Aunque muchos de nosotros podemos bromear acerca de encontrar una manera de estafar para ganar la lotería, la mayoría de nosotros no intentamos hacerlo. Si bien nos encanta la idea de ganar millones, ciertamente no nos encanta la idea de estar tras las rejas. Sin embargo, algunas personas no tienen tanto miedo, como se puede ver en el caso del ganador de la Lotería Nacional Edward Putman.

Engañando al sistema

Ganador de lotería falsa Edward Putman

Después del sorteo del UK Lotto del 11 de marzo de 2009, nadie se adelantó de inmediato para reclamar el premio. Esto inspiró a Edward Putman, residente de Hertfordshire, a encontrar una manera de estafar al sistema, y ​​casi seis meses después del sorteo del 28 de agosto, entregó un boleto ganador e instantáneamente se hizo £ 2.5 millones más rico. No había nada que pareciera fuera de lo común en la situación.

Por lo que sabían los funcionarios de la lotería, había comprado el billete en la cooperativa de St. John’s Road en Worcester. El hecho de que no reclamó las ganancias hasta solo diez días antes del vencimiento del reclamo de seis meses es otra razón más por la que su historia era creíble en ese momento. De buena fe, Camelot verificó que su boleto era legítimo y otorgó a Putman el gran premio. Desafortunadamente para los involucrados, finalmente se reveló que el ganador era en realidad un fraude.
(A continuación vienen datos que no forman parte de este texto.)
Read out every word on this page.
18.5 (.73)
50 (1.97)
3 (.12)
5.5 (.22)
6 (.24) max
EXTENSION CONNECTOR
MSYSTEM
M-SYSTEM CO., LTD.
Resultó que Putman había contratado la ayuda de su amigo Giles Knibbs, un ex empleado del operador de lotería, para producir un billete de lotería nacional falsificado después de que se anunciaran los números ganadores. Eso luego serviría como explicación de por qué el estafador esperó tanto para reclamar los millones. Necesitaba una multa fraudulenta antes de poder hacer algo y, afortunadamente para Putman, Knibbs se había comprometido a encontrar una manera de engañar al sistema poco antes de este incidente. Si las cosas no hubieran salido mal, los socios en el crimen probablemente se habrían salido con la suya. Pero, al igual que con el presentador de televisión y el estafador de loterías Nick Perry, siempre es solo cuestión de tiempo antes de que salga la verdad.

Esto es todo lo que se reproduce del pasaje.